Avec cette intervention de Moscou, non seulement le gouvernement syrien peut dormir plus tranquille mais surtout les 17 à 18 millions de citoyens qui vivent sur le territoire contrôlé par le gouvernement peuvent continuer à vivre plus normalement et espérer que l’agression contre leur pays prendra fin aussi rapidement que possible. Voilà l’enjeu correct, la véritable protection des Syriens avides de paix. Et pas d’une solution à la libyenne. 

L’idée seule de transformer la Syrie en une sorte d’Etat salafiste est trop atroce à imaginer. Dans la région, pas mal de massacres de populations ont déjà été perpétrés au vingtième siècle, mais ceci serait bien pire. Outre l’élimination de millions de personnes, cela signifierait l’anéantissement du berceau de notre civilisation. Voilà pourtant ce que nos politiciens occidentaux avaient en vue. Attendons de voir si c’est toujours le cas. 

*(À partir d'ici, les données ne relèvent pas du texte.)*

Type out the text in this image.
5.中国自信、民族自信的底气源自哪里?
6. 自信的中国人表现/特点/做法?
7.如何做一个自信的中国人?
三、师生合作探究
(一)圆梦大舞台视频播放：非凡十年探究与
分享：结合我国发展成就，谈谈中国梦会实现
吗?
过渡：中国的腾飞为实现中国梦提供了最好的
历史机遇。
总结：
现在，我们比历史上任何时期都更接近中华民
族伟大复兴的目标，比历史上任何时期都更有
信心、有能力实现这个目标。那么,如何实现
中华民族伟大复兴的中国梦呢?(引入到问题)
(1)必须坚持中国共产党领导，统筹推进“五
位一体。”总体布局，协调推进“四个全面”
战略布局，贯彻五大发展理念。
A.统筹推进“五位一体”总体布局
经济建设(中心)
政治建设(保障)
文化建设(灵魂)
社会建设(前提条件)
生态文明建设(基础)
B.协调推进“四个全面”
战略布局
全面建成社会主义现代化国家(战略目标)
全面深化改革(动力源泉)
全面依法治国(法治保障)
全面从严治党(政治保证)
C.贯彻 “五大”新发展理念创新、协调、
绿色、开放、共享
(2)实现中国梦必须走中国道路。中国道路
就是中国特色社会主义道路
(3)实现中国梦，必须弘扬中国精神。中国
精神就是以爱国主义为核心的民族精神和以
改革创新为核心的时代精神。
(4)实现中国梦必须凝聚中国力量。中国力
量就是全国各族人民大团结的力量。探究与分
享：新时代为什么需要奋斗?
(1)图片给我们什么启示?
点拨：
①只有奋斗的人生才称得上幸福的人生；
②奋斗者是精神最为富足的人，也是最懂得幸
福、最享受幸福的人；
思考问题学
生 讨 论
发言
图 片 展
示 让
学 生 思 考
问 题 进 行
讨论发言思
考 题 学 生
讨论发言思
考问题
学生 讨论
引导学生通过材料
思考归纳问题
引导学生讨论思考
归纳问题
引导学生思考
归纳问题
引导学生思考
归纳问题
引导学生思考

Le palais des Ommayyades à Damas, un des plus remarquables monuments de l’histoire de l’Islam et accessoirement de la chrétienté dont la destruction éventuelle par les salafistes ne présente aucun problème pour notre ministre des affaires étrangères Didier Reynders, compte tenu du soutien qu’il accorde à ces bandes de voyous. 

Willy Van Damme 

Note : 1) Voir sur le blog : « Syrie et le droit de légitime défense » par Chris De Cock du 15 septembre 2015.